Wednesday, June 1, 2011

The Great Contraction

It's been a while since I've posted here -- 80-90 hour workweeks get in the way of doing much else, but at least that's slacked off, finally.  In the meantime, we've seen the Japanese earthquake, a record-challenging years for tornados in America, riots and new wars.  The economy is still the minefield that it's been for years now.  Really, what does it feel like for people these days?  I look at my own job and am willing to deal with the nightmare hours in order to keep it, while it's still around.  It's like standing out in the rain to get a little more of the harvest in, before it's all washed away.  Does anyone else have that sense that the systems we see in place are one bad day away from failing completely?

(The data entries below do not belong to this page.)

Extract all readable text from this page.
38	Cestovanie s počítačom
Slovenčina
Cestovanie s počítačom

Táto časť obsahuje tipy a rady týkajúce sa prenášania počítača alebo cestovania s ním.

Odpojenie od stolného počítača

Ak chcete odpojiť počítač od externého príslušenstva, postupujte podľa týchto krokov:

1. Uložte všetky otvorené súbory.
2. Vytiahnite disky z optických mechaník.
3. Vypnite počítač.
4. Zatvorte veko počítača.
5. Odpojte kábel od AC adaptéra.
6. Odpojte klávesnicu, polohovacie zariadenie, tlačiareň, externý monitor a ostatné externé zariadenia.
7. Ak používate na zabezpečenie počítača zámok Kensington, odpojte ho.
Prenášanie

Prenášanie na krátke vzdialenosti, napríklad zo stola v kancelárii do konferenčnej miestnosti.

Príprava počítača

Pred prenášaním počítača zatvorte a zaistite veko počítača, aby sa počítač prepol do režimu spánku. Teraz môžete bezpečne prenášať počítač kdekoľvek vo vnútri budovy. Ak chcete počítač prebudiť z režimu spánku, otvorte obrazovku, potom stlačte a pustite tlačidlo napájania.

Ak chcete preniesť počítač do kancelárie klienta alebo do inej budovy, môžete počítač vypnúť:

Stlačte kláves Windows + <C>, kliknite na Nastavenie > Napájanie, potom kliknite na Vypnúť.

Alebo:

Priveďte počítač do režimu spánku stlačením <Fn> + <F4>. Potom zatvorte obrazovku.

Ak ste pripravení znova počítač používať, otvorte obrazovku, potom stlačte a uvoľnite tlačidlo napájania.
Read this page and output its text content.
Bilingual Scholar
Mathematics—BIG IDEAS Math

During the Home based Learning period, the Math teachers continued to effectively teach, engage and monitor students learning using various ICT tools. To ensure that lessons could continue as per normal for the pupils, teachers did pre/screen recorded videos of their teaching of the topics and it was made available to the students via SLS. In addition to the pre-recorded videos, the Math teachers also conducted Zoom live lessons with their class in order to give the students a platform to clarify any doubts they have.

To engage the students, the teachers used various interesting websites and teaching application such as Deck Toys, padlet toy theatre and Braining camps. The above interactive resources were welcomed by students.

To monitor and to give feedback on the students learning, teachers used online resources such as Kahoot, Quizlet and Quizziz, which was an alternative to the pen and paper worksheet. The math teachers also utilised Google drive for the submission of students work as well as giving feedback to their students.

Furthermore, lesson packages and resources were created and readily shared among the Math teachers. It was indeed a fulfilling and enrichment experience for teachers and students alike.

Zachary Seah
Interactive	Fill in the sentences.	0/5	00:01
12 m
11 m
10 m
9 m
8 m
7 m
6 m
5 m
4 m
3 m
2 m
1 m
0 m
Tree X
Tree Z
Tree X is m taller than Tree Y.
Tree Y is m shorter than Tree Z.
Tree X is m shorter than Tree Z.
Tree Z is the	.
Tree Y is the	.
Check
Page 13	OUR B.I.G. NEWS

I just finished looking at (this) story about Wall Street not being able to predict what's going to be a hot item and what's not.  Money managers are scrambling and trying to find out what The Next Big Thing is going to be, so they can retain some shread of credibility.  The problem is that we're no longer in an economy where we can throw dollars at anything and have it stick, no matter how bad it is.  This shouldn't be a real surprise to anyone who's actually part of the real world, not the bank/legal/government/money complex. 

Yet, the punchline of the article is as follows -- "Any bears out there better be careful because the dividend yields on these stocks look awesome relative to all the other investment vehicles out there," Yastrow said. "So bears are going to have to find a new way to express their discontent with the U.S. economy."  Obviously, this proves that some people can say anything with a straight face.  Translated:  "Yes, the economy is in trouble and we can't figure out what's profitable, but we're still (randomly) doing better than anything else."  Maybe.  In other words, we have a slightly less lethal kind of cancer to offer.

Ironically, Yastrow is quoted as saying we're on the verge of a great, great depression earlier in the article.
One of the key factors in the creation of a Dark Age is when systems of commerce break down.  We see political systems rupture, but politicians and governments can come and go without upsetting things to the point where a society is completely destroyed (speaking generally).  However, when the means of production and commerce are disrupted, the whole society is likely to follow.  People don't care much about abstract ideas as long as food's on the table.  When they are starving, they migrate, they revolt, they rob and steal and there is little left standing afterward. 

Now, we're seeing people who simply don't recognize the reality of the situation still running the show.  Worse, they're believing their own propaganda.  The fact that there is little to no real good economic news, that people are trying to find a safe haven for their money and none is all points to an ugly fact that the days of growth are over and we've clearly settled into the long twilight.

Enjoy this summer -- not sure if the next one is going to be quite as carefree.